‘Big deal’: NASA chooses 3 private space companies to deliver ISS supplies until 2024
The winners were SpaceX, Orbital ATK, and Sierra Nevada Corporation, each of which will have to complete at least six cargo resupply missions through 2024.
“These Commercial Resupply Services (CRS-2) contracts are designed to obtain cargo delivery services to the space station, disposal of unneeded cargo, and the return of research samples and other cargo from the station back to NASA,” NASA said in a press release.
The agency has not placed any orders yet, but said they may either group missions from the three companies together, or stick with one of them.
“While the maximum potential value of all contracts is $14 billion from 2016 through 2024, NASA will order missions, as needed, and the total prices paid under the contract will depend on which mission types are ordered,” NASA said.

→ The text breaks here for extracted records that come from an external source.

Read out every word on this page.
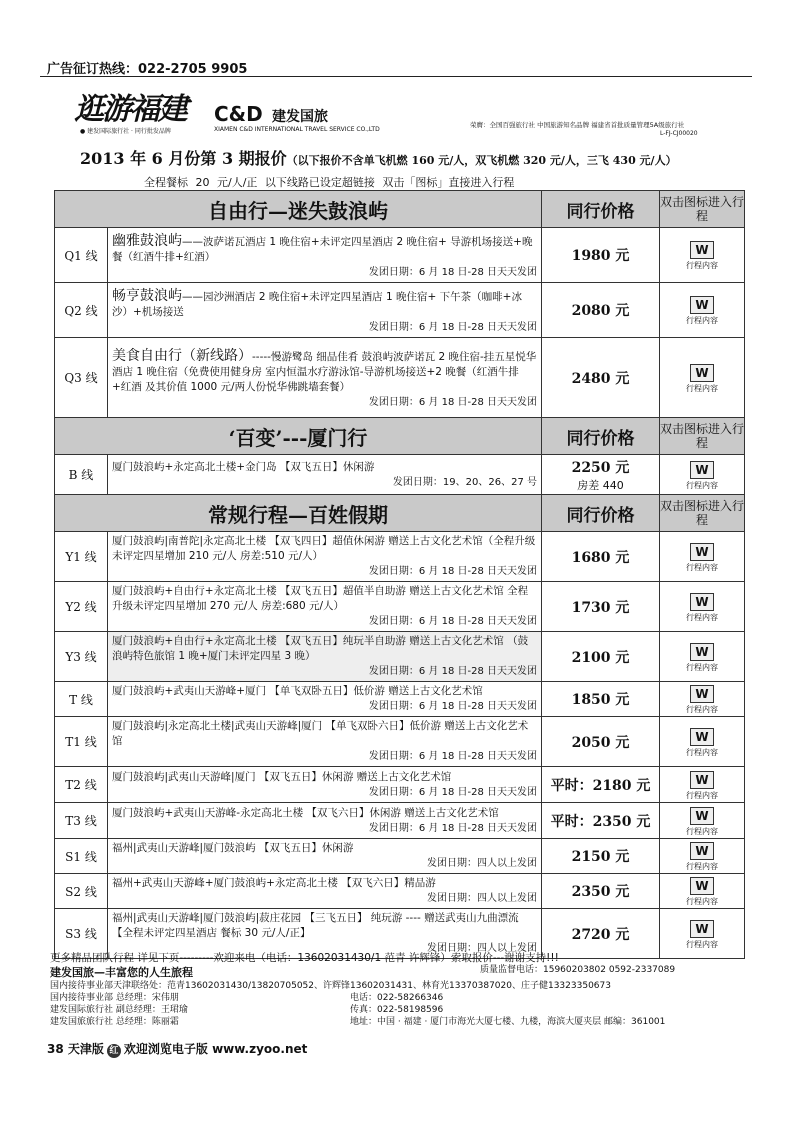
广告征订热线：022-2705 9905
逛游福建
● 建发国际旅行社 · 同行批发品牌
C&D 建发国旅
XIAMEN C&D INTERNATIONAL TRAVEL SERVICE CO.,LTD
荣膺：全国百强旅行社 中国旅游知名品牌 福建省首批质量管理5A级旅行社
L-FJ-CJ00020
2013 年 6 月份第 3 期报价（以下报价不含单飞机燃 160 元/人，双飞机燃 320 元/人，三飞 430 元/人）
全程餐标 20 元/人/正 以下线路已设定超链接 双击「图标」直接进入行程
自由行—迷失鼓浪屿		同行价格	双击图标进入行程

Q1 线	幽雅鼓浪屿——波萨诺瓦酒店 1 晚住宿+未评定四星酒店 2 晚住宿+ 导游机场接送+晚餐（红酒牛排+红酒）
发团日期：6 月 18 日-28 日天天发团	1980 元	W
行程内容

Q2 线	畅亨鼓浪屿——园沙洲酒店 2 晚住宿+未评定四星酒店 1 晚住宿+ 下午茶（咖啡+冰沙）+机场接送
发团日期：6 月 18 日-28 日天天发团	2080 元	W
行程内容

Q3 线	美食自由行（新线路）-----慢游鹭岛 细品佳肴 鼓浪屿波萨诺瓦 2 晚住宿-挂五星悦华酒店 1 晚住宿（免费使用健身房 室内恒温水疗游泳馆-导游机场接送+2 晚餐（红酒牛排+红酒 及其价值 1000 元/两人份悦华佛跳墙套餐）
发团日期：6 月 18 日-28 日天天发团	2480 元	W
行程内容

‘百变’---厦门行		同行价格	双击图标进入行程

B 线	厦门鼓浪屿+永定高北土楼+金门岛 【双飞五日】休闲游
发团日期：19、20、26、27 号	2250 元
房差 440	W
行程内容

常规行程—百姓假期		同行价格	双击图标进入行程

Y1 线	厦门鼓浪屿|南普陀|永定高北土楼 【双飞四日】超值休闲游 赠送上古文化艺术馆（全程升级未评定四星增加 210 元/人 房差:510 元/人）
发团日期：6 月 18 日-28 日天天发团	1680 元	W
行程内容

Y2 线	厦门鼓浪屿+自由行+永定高北土楼 【双飞五日】超值半自助游 赠送上古文化艺术馆 全程升级未评定四星增加 270 元/人 房差:680 元/人）
发团日期：6 月 18 日-28 日天天发团	1730 元	W
行程内容

Y3 线	厦门鼓浪屿+自由行+永定高北土楼 【双飞五日】纯玩半自助游 赠送上古文化艺术馆 （鼓浪屿特色旅馆 1 晚+厦门未评定四星 3 晚）
发团日期：6 月 18 日-28 日天天发团	2100 元	W
行程内容

T 线	厦门鼓浪屿+武夷山天游峰+厦门 【单飞双卧五日】低价游 赠送上古文化艺术馆
发团日期：6 月 18 日-28 日天天发团	1850 元	W
行程内容

T1 线	厦门鼓浪屿|永定高北土楼|武夷山天游峰|厦门 【单飞双卧六日】低价游 赠送上古文化艺术馆
发团日期：6 月 18 日-28 日天天发团	2050 元	W
行程内容

T2 线	厦门鼓浪屿|武夷山天游峰|厦门 【双飞五日】休闲游 赠送上古文化艺术馆
发团日期：6 月 18 日-28 日天天发团	平时：2180 元	W
行程内容

T3 线	厦门鼓浪屿+武夷山天游峰-永定高北土楼 【双飞六日】休闲游 赠送上古文化艺术馆
发团日期：6 月 18 日-28 日天天发团	平时：2350 元	W
行程内容

S1 线	福州|武夷山天游峰|厦门鼓浪屿 【双飞五日】休闲游
发团日期：四人以上发团	2150 元	W
行程内容

S2 线	福州+武夷山天游峰+厦门鼓浪屿+永定高北土楼 【双飞六日】精品游
发团日期：四人以上发团	2350 元	W
行程内容

S3 线	福州|武夷山天游峰|厦门鼓浪屿|菽庄花园 【三飞五日】 纯玩游 ---- 赠送武夷山九曲漂流【全程未评定四星酒店 餐标 30 元/人/正】
发团日期：四人以上发团	2720 元	W
行程内容
更多精品团队行程 详见下页---------欢迎来电（电话：13602031430/1 范青 许辉锋）索取报价---谢谢支持!!!
建发国旅—丰富您的人生旅程	质量监督电话：15960203802 0592-2337089
国内接待事业部天津联络处：范青13602031430/13820705052、许辉锋13602031431、林育光13370387020、庄子健13323350673
国内接待事业部 总经理：宋伟朋	电话：022-58266346
建发国际旅行社 副总经理：王珺瑜	传真：022-58198596
建发国旅旅行社 总经理：陈丽霜	地址：中国 · 福建 · 厦门市海光大厦七楼、九楼，海滨大厦夹层 邮编：361001
38 天津版 红 欢迎浏览电子版 www.zyoo.net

Each such mission would require complex preparation and several years of lead time, NASA stressed. The first is not expected until late 2019, but discussions and engineering assessments are expected to start soon.
“Today’s announcement is a big deal that will move the president’s vision further into the future,” NASA Administrator Charles Bolden said, referring to President Barack Obama’s 2010 pledge that NASA would work “with a growing array of private companies competing to make getting to space easier and more affordable.”
It is not SpaceX’s or Orbital ATK’s first contract with NASA. The agency has been working with the two companies for several years, but not without losses. Both aerospace companies suffered catastrophic launch failures last year.
NASA used this experience when awarding the second round of contracts, requiring certain adjustments to their terms, such as requiring a certain number of missions versus specifying the quantity of metric tons to be delivered. The agency also added an insurance requirement to cover damage to government property during launch services and while docking to the ISS.
“We look forward to beginning work with these new contractors to understand the details of the services that they have proposed and understand the details of how these services will benefit ISS,” said Kirk Shireman, ISS Program manager at NASA’s Johnson Space Center in Houston.
The new contract is an especially big success for Sierra Nevada and its miniature spaceplane Dream Chaser. It had hoped to become the next “taxi” for astronauts, but lost a bid to SpaceX and Boeing in 2014.
“From an operational perspective, it’s important to have more than one supply chain,” Kirk said. “If you lose one, you have the ability to have another right after from a dissimilar supplier.”